Brexit – 29 – Satire

Ein britischer Traum – ins Bild gesetzt

Diese Briten – geschlagen mit grenzenloser Selbstüberschätzung – flüstern bereits seit Wochen über die Möglichkeit einer Rebellion gegen die Herrschenden wegen des Brexit resp. seiner ungeahnten Folgen, und wegen nicht eingelöster Versprechen ihres Premiers Boris Johnson.

Nun haben ihre Freunde, die Amis ihnen mit dem „Sturm auf das Capitol“ gezeigt, wie Meutern geht. Man ist fasziniert, und der Speichel tropft ihnen auf die Schuhe.

Sie setzen ihren Boris auf die selbe Stufe wie ihren Donald, gestehen aber zu, dass er noch Grenzen kennt und respektiert. Nur: Wer fragt schon nach Boris, wenn die Volksseele kocht? Uiii! Nun werden sie kalt, die Fingerchen, die so trefflich Vorteile abgreifen können!
Könnte es geschehen, dass die 12.000 Fischer wie ein Mann aufstehen, in London einlaufen und damit beginnen, Heringe auf den Buckingham Palace zu werfen? Oder, noch schlimmer, auf die Houses of Parliament, und mit Kabeljauköpfen auf die Westminster Abbey?
Und in der zweiten Reihe stehen diese Highlander, die Schotten, und werfen mit ihrem Haggis, dem Ding, das nur aus Ungeniessbarem vom Schaf gebaut ist.
Die dritte Gefechtsreihe bilden die Nordiren. Kampferprobt, wie sie nun mal sind, haben sie alles an Gerät mitgebracht, was Pulver und Blei verarbeiten kann.
In Reihe 4 stehen die Waliser und singen grinsend Spottlieder, zur Sicherheit in ihrer Sprache, damit man sie nicht versteht.
Und die Engländer?
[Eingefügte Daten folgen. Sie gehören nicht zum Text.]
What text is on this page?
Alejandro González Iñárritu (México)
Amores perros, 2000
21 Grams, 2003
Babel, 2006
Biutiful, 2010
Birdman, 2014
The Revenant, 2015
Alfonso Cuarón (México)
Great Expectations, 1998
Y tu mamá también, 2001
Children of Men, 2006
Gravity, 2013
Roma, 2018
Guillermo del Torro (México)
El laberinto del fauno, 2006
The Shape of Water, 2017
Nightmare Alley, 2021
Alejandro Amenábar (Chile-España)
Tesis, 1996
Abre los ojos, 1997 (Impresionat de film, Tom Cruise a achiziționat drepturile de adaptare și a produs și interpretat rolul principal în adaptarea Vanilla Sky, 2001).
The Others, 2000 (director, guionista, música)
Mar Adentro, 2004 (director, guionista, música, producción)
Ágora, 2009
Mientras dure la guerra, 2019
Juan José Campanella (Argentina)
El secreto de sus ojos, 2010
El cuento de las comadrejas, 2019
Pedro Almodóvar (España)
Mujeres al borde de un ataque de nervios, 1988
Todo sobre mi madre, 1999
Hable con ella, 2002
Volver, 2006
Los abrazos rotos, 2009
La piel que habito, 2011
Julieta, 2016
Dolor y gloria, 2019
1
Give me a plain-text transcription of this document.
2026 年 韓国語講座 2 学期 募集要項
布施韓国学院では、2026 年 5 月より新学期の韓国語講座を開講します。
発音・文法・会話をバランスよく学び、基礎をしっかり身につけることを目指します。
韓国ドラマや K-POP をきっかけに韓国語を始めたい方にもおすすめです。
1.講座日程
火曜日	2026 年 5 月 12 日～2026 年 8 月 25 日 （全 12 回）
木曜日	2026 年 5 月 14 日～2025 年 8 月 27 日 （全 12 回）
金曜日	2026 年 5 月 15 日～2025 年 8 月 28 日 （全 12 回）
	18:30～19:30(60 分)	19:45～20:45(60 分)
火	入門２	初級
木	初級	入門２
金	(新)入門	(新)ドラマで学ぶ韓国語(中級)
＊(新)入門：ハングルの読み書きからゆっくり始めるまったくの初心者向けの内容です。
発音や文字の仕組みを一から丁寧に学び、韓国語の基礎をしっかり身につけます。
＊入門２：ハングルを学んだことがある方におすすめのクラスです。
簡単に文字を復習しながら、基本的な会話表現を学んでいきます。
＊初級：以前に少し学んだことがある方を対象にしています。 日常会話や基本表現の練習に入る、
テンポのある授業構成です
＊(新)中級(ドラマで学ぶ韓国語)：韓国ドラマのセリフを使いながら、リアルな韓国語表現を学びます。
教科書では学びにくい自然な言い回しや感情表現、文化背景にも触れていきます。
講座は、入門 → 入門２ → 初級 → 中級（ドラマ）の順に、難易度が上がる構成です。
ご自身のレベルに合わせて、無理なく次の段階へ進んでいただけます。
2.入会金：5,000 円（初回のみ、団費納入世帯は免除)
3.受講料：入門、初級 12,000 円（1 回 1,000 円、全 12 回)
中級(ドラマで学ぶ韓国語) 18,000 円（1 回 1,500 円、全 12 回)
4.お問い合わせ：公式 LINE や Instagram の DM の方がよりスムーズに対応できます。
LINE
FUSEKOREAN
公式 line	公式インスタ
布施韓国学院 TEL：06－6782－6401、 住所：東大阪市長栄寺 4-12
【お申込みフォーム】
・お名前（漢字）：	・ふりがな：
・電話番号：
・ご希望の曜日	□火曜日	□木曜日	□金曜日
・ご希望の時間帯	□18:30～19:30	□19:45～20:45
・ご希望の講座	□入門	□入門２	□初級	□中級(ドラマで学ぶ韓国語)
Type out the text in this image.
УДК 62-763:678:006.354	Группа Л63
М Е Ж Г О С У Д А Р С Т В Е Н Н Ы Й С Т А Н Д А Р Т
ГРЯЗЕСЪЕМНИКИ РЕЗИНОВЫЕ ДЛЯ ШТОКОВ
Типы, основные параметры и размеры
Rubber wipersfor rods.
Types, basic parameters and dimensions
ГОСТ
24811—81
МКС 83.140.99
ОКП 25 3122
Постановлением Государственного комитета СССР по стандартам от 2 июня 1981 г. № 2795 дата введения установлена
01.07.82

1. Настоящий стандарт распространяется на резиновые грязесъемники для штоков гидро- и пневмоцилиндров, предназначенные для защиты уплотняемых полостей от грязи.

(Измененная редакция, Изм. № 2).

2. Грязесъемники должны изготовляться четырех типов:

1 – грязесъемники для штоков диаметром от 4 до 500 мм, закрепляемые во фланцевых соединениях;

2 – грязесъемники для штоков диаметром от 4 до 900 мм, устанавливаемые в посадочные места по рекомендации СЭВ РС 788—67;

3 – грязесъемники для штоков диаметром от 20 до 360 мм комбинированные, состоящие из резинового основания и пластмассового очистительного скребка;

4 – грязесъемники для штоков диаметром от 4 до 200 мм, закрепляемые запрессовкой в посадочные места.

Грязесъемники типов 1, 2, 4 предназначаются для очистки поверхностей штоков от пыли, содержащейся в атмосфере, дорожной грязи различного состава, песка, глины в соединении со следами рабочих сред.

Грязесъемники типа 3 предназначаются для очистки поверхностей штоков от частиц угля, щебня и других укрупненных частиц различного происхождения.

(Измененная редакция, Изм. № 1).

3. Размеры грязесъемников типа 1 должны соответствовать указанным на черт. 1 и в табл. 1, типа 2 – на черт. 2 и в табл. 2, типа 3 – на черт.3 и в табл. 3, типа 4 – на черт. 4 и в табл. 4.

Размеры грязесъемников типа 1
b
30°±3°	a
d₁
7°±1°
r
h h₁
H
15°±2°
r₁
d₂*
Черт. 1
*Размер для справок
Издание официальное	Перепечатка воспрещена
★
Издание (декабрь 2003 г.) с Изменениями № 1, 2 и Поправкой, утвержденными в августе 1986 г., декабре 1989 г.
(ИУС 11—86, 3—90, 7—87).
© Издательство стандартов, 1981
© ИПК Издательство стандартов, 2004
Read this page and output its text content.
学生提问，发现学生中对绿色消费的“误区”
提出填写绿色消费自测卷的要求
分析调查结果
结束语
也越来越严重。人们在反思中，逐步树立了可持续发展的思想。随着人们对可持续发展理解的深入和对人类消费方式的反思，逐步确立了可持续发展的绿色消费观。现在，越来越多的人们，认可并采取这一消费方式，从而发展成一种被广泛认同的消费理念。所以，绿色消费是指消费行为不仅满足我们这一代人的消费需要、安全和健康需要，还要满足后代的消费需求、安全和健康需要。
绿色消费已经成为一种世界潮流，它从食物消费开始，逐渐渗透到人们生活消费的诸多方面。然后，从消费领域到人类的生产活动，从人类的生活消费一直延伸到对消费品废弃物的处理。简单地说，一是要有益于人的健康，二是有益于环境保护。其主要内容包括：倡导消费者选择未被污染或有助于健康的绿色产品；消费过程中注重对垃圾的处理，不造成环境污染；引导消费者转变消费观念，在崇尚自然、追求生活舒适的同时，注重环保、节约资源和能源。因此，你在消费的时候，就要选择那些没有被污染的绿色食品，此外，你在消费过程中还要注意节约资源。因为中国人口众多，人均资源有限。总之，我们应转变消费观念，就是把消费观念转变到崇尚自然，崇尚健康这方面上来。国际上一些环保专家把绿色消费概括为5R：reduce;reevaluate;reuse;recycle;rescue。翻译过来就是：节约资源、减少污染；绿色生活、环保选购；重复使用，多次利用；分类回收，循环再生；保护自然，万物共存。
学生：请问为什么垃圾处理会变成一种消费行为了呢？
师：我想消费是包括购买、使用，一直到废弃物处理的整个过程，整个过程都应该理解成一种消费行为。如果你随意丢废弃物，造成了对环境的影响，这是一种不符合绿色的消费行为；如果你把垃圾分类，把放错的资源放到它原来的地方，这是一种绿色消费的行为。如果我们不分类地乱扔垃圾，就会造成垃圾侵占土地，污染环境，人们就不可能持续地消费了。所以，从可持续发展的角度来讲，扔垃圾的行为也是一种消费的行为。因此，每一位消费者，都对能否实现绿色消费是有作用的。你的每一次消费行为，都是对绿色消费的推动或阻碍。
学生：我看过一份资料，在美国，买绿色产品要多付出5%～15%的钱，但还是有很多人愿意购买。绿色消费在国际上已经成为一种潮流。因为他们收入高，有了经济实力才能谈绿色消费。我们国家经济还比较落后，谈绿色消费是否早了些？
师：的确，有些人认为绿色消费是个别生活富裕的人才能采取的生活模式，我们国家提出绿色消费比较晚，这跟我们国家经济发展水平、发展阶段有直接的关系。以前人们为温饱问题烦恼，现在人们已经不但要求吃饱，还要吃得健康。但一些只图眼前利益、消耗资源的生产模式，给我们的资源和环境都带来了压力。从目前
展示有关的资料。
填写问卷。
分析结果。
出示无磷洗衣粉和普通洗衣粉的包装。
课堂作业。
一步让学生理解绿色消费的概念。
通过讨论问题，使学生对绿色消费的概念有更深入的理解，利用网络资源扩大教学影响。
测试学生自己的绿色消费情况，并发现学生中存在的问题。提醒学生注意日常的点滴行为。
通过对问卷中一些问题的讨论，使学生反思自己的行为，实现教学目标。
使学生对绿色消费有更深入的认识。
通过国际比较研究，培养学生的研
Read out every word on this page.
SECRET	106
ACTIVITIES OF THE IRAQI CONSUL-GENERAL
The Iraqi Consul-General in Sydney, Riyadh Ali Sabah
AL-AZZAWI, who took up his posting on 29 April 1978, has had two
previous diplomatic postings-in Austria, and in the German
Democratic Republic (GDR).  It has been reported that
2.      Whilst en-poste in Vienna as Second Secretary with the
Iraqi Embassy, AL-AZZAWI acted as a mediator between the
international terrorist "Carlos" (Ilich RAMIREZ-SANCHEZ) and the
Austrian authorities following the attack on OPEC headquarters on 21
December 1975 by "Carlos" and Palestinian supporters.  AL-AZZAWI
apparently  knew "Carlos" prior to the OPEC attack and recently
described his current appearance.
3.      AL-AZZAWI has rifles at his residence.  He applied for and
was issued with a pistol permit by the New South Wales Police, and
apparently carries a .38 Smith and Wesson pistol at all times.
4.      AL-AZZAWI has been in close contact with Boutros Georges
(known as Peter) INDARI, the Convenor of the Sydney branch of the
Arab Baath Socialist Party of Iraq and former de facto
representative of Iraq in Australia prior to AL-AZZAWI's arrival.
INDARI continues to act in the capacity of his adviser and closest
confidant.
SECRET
Sie sind verstört, packen und wollen alle nach Frankreich machen. Dort findet EU statt. Die ist nicht nur unbeliebt, weil sie Geld kostet, sondern auch beliebt, weil man Nutzen ziehen kann! Und bei Migranten halten sich die Kosten in sehr engen Grenzen, während die Vorteile nur darauf warten, genommen zu werden. Aber drei Engländer haben Germany im Visier, kalkulieren ein Risiko, wenn sie nach Deutschland gehen, denn die Daily Mail, die Daily Express und die Sun haben über Jahre berichtet, dass die BRD total von Nazis durchseucht sei, und entscheiden sich für das spanische Gran Canaria. Sie sind halt echte Insulaner, und Helgoland wäre ihnen zu klein geraten; dort kann man sich nicht so richtig zur Pracht der Persönlichkeit entfalten, ohne dass die Helgoländer Insulaner zugreifen und den Aufgeblasenen wie einen Kugelfisch an die Hummer verfüttern. So sind sie drauf, diese Helgoländer Nazis. Dor bliev man bedder wech!

Boris? Der Kleine ist zäh wie Juchtenleder. Er bleibt vor Ort, hat sich aber gekämmt, ordentlich mit Scheitel und Pomade, sodass ihn keiner erkennt. Die Queen, 94 Jahre alt, setzt ihren besten Hut auf, dieses Monster verträgt auch mal einen Schlag mit einem Stuhlbein. Und ihr Macker, der Prinz Philip, 99 Jahre alt, hat einen rostigen Säbel von der Wand genommen und mimt den Starken, der seine Elizabeth verteidigt bis aufs Blut. In Wahrheit will er nur den Hut verteidigen, der hat richtig Geld gekostet.